Not All News is Bad News

by Susan Merrow

Although Connecticut often gets a bad rap in news and punditry for its budget deficits, slow recovery from the recession, general economic malaise, and talent and wealth flight to other states, it’s important to occasionally challenge some of the conventional wisdom about our perceived economic backwardness.  

Two recent studies highlight how Connecticut, in general, and Hartford, in particular, stack up when compared to places we often look to as examples of economic upward mobility.  First, a study published in Bloomberg News ranks Connecticut fourth out of 50 states in measures of innovation, behind California, Massachusetts, and Washington State. The Most Innovative Economies in America 


The Bloomberg analysis compares R & D, productivity, tech density, number of STEM professionals, science and engineering degree holders, and patents.  Connecticut is right up there with the tech titans.  One might ask if Connecticut is so darn smart, why isn’t our economy booming? To be sure that is a topic for another day.  One cannot say, however, that we don’t have many of the right ingredients here and now for the economy of the future. 

It is interesting to note as well, that list-topper California also leads the nation in taxing the income of its millionaires at a whopping 13.3 percent.  There is a growing movement among Connecticut’s high-income community to advocate for higher taxes on the upper tax brackets.  This issue has emerged recently in news reports of budget battles at the Capitol. 

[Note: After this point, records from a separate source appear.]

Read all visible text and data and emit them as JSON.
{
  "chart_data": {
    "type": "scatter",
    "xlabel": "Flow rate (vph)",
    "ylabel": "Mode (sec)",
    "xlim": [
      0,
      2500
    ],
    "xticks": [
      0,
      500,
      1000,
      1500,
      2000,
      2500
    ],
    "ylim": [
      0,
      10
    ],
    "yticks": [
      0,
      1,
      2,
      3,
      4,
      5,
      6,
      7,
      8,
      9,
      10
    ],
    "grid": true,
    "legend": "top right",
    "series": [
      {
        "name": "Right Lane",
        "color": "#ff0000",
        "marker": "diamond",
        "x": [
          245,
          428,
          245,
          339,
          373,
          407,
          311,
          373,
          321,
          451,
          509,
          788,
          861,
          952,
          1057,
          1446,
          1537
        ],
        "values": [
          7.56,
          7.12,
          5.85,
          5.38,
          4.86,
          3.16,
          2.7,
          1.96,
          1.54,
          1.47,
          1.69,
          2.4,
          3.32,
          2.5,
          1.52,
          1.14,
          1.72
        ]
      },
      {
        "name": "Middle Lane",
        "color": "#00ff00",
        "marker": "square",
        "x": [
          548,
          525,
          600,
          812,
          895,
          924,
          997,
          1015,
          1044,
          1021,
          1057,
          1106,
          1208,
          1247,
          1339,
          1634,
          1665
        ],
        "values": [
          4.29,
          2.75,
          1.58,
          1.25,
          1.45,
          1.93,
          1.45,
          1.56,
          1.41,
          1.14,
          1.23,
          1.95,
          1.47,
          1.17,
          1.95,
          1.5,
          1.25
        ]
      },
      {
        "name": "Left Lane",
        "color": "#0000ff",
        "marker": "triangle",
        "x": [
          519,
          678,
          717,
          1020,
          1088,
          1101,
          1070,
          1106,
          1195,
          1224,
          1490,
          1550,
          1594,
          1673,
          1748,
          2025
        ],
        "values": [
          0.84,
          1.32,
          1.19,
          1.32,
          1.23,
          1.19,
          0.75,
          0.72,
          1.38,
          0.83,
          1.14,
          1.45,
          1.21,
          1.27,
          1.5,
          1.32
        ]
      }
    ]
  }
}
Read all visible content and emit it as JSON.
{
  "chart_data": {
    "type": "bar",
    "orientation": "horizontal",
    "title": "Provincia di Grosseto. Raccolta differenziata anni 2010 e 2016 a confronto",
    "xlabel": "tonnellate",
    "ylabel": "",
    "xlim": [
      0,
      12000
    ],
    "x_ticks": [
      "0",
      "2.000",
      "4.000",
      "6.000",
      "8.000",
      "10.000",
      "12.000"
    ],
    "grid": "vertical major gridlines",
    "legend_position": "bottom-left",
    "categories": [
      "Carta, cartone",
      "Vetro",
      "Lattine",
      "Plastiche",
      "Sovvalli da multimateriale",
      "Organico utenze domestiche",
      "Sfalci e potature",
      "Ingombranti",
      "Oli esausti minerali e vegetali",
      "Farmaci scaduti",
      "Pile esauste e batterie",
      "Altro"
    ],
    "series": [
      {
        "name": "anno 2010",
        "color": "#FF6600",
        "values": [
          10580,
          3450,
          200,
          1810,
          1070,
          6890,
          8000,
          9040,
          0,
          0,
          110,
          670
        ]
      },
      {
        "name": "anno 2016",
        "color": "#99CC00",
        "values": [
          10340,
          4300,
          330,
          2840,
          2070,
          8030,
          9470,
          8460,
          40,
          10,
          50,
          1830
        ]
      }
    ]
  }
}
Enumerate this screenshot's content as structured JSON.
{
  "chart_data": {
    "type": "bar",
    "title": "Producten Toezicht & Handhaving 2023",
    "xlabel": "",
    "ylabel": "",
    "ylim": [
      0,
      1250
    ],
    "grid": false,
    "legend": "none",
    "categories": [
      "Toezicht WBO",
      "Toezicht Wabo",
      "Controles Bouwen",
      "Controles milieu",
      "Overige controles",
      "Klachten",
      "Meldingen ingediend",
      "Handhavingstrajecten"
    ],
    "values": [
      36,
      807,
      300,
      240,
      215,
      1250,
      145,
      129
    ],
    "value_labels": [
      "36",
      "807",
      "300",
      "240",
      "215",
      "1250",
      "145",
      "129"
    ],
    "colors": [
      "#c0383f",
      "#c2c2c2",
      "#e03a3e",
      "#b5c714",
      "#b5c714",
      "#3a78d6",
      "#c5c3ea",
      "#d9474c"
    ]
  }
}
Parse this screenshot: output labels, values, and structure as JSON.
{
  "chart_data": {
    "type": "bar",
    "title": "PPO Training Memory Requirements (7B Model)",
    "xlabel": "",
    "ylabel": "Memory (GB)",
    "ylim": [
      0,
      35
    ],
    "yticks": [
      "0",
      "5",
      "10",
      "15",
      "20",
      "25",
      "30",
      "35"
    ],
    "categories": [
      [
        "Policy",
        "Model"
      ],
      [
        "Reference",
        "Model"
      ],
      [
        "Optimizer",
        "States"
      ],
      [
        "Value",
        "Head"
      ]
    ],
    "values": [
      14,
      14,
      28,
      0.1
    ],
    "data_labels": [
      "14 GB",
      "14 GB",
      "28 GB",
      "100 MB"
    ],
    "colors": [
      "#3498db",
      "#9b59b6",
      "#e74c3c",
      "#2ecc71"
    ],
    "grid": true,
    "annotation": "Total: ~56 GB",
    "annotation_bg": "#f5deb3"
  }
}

A second notable study names the Hartford-East Hartford -West Hartford metro area as one of the top 10 best places in the country for first time home buyers. Best Cities for First Time Homebuyers

This study compares 50 metro areas using their unemployment rates, affordability, cultural assets, job markets, market tightness, and safety.  Weighing in again at number four, the Hartford metro area edges out such seemingly hot places to live as the greater St. Louis, Cincinnati, Minneapolis, and Richmond areas. 

Yes, Connecticut has its budget woes.  Apparently we also have the building blocks of a state that should be able to attract and keep bright young people in an environment that takes advantage of robust innovation.  In spite of negative narratives to the contrary, Connecticut has some enviable bona fides on its resume of reasons to live and work here.    

Michele Jacklin contributed editorial assistance to this article.